International Playboy

Wireless In Seattle

I got power! Sitting in a WIFI Starbucks having breakfast and catching up. So, I've decided that we Euros now do the American thing better than the Americans do it. There are so many things we have in the UK now that previously were USA only, that I think we do better. Like?

Salted AND sweet popcorn at the movie concessions, the little sauce tubs in McDonalds here are paper serve-yourself versions, in the UK you get the hygienically plastic sealed variety, we got Starbucks, we got Baby Gap, cheap good DVD's, great cellphone directory services, dare I say it better TV (quantity, content, fidelity and aesthetic) judging on what I've seen in the hotels here, our SUV's are better e.g. Land Rover, Merc, BMW & Porsche, having said that I WANT a Dodge RAM - is that the ultimate symbol of repressed manhood or what?, no turning on a stop signal - too dangerous and confusing, from what I can gather at least as cheap if not quite as far-spread and fast yet broadband. And US audiences laugh much more openly in cinemas, e.g. watched Matrix Reloaded last night and where UK audiences may have chirped or quietly chuckled at explicit humour in the movie, the US audience laughed at virtually everything that wasn't dead-pan serious, a phenomenon that was particularly disconcerting and eventually annoying, for me a least.

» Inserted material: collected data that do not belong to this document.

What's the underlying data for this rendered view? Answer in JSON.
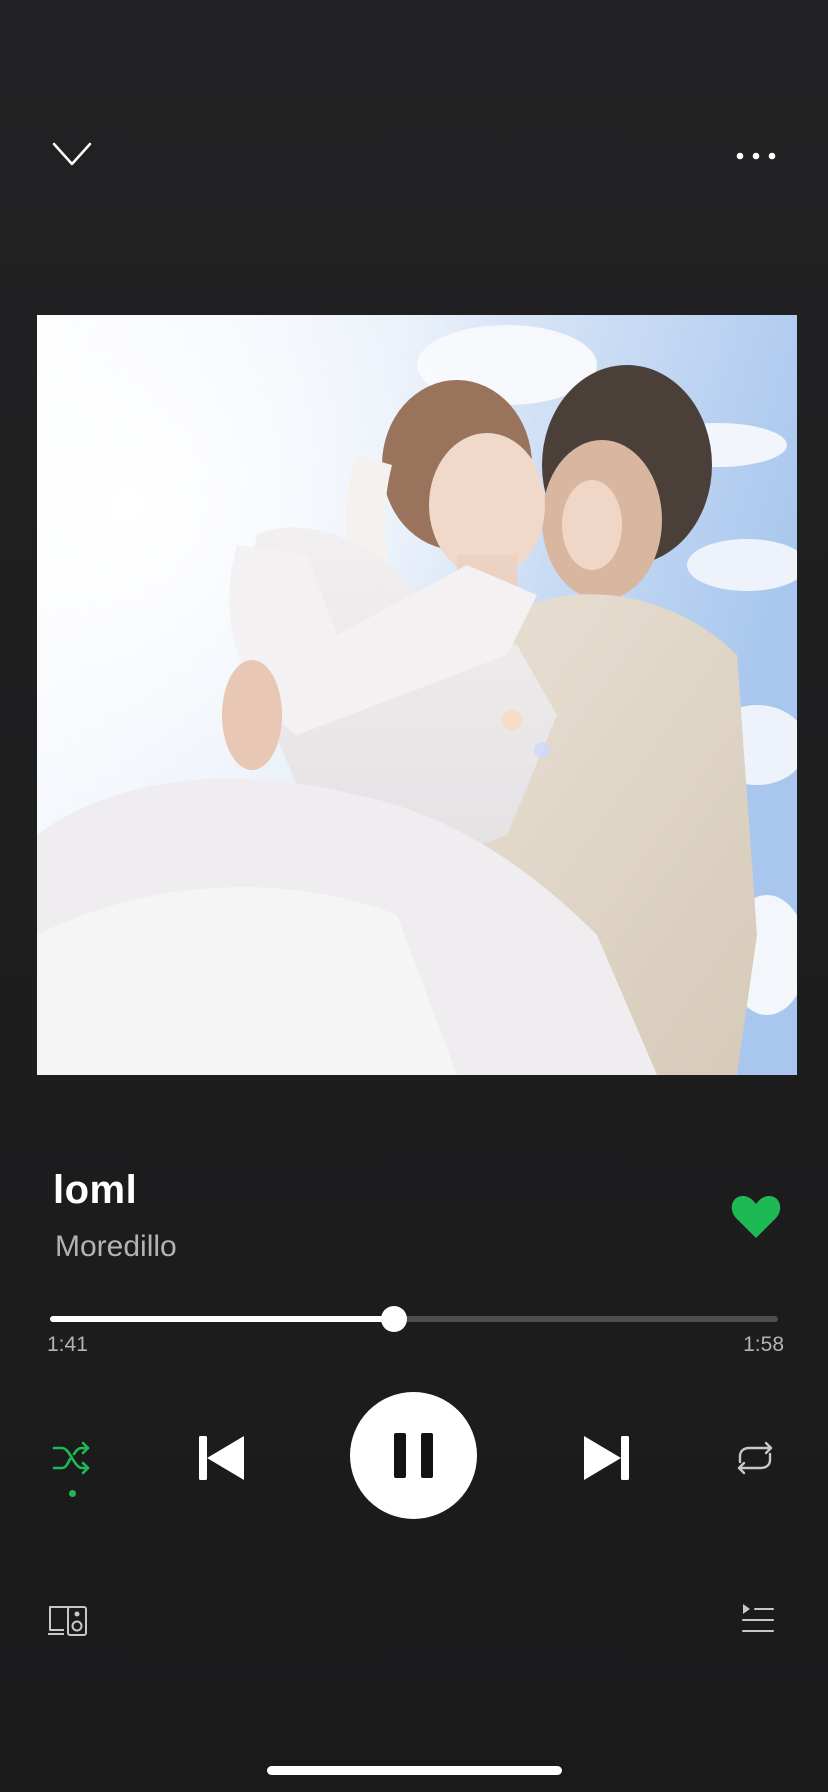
{
  "header": {
    "collapse_icon": "chevron-down-icon",
    "more_icon": "more-horizontal-icon"
  },
  "album_art": {
    "icon": "album-art-image"
  },
  "track": {
    "title": "loml",
    "artist": "Moredillo",
    "liked": true
  },
  "progress": {
    "elapsed": "1:41",
    "total": "1:58",
    "fraction": 0.473
  },
  "controls": {
    "shuffle_icon": "shuffle-icon",
    "shuffle_active": true,
    "previous_icon": "skip-previous-icon",
    "play_state_icon": "pause-icon",
    "next_icon": "skip-next-icon",
    "repeat_icon": "repeat-icon"
  },
  "footer": {
    "devices_icon": "connect-devices-icon",
    "queue_icon": "queue-icon"
  },
  "colors": {
    "accent": "#1db954",
    "background": "#1e1e1f",
    "text_primary": "#ffffff",
    "text_secondary": "#b3b3b3",
    "track_bg": "#4d4d4f"
  }
}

I really do think that I wouldn't have been saying this 10 years ago. I think us Euro's have actually nailed it, a fine blend of American culture with our own disparate cultures mixed in. Y'all be sure'n have a nice day, y'all.

Powerless In Seattle

Forgot to bring my UK to US power adapter. Which means my notebook has about 3 minutes use and my video camera's on its last legs. Unless I can find US power leads. Which also means I'm blogging this from a good old fashioned internet cafe thing.

Turner's Law

Forget Moore's Law. Forget Metcalfe's Law. This is your baby;

The size and mobility of a computing device is inversely proportionate to the insurance premium to cover against the likelihood of it being lost or misplaced.


As in "Oh dear, I think I've just lost our complete enterprise IT infrastructure down the back of the sofa, again." It's just very hard to lose a mainframe computer and the value associated with the information contained within it, and the valuable process efficiency it brings, simply by being where you left it the last time you used it, basically.